Как ни в чем не бывало накручивая баранку, Юлечка преспокойно пояснила:
– Мышь попала в вентилятор!
– Кто?
– У меня под капотом мышиное гнездо, – пояснила Юля, – иногда кто-нибудь из грызунов и попадает под лопасть.
– Ужас!
– И не говори, потом трупы убирать приходится.
– Немедленно останови, – приказала я, чувствуя, как к горлу подбирается тошнота.
– Зачем? – удивилась Юлька, но затормозила.
– Сейчас же открой капот и выгони несчастных животных!
– Что ты, – замахала руками Юля, – на дворе минус двадцать, замерзнут, бедняги!
– А так погибнут в муках!
Внезапно она уткнулась лицом в баранку и принялась хохотать.
– Ну и что тут смешного? – возмутилась я.
– Ох, Лампец, – бормотала наша журналистка, вытирая выступившие слезы. – Ну нельзя же быть такой доверчивой!
– Ты хочешь сказать…
– Посуди сама, откуда в машине возьмутся мыши, да еще в моторе!
– А стон?!
– Я печку включила, она холодная, вот и воет, смотри.
И Юля, плавно тронувшись с места, опять щелкнула чем-то. Вновь по салону разнесся невероятный, полный смертельной муки крик.
– Часто она так? – спросила я, поеживаясь.

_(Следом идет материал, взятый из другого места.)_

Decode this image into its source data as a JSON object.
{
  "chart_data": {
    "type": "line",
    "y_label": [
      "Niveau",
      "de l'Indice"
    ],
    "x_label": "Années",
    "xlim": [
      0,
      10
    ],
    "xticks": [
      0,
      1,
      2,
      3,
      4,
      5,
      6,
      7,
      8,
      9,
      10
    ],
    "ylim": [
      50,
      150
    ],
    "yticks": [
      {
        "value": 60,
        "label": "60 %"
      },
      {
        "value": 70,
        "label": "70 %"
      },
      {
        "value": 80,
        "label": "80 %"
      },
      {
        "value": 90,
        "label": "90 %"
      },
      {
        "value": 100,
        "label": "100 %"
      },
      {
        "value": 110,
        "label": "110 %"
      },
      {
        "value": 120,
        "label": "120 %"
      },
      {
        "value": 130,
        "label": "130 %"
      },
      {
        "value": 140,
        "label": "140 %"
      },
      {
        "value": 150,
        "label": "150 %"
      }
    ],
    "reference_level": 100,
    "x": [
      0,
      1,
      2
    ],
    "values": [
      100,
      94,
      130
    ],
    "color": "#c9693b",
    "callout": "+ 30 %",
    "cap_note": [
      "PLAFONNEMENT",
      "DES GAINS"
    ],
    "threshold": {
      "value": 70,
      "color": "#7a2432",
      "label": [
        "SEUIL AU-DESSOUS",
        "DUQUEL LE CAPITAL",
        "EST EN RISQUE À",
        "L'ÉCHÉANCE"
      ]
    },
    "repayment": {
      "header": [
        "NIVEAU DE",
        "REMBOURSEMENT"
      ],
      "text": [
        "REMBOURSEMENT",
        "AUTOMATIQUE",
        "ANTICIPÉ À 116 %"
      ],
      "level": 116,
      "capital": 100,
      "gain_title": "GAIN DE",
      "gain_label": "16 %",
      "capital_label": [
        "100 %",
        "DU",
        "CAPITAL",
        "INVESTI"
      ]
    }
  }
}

– Каждый раз, пока не согреется.
Слушая непрекращающийся, рвущий душу стон, я приняла твердое решение: в следующий раз на рынок – только пешком. Лучше тащить на себе двадцать килограммов, чем леденеть от ужаса.
Дождавшись тишины, я утащила трубку к себе в комнату и принялась звонить. На этот раз Колосова откликнулась моментально:
– Алло.
– Извините, мы не знакомы, но мне очень нужно найти Рагозина Николая Федоровича.
Анна Константиновна помолчала. Потом поинтересовалась:
– Кто вы? Представьтесь.
– Евлампия Андреевна Романова.
– Мне это ни о чем не говорит, – сухо сказала дама. – Зачем вам Рагозин?
– Трудно объяснить, но очень нужен!
– Приезжайте, – коротко сообщила дама и продиктовала адрес.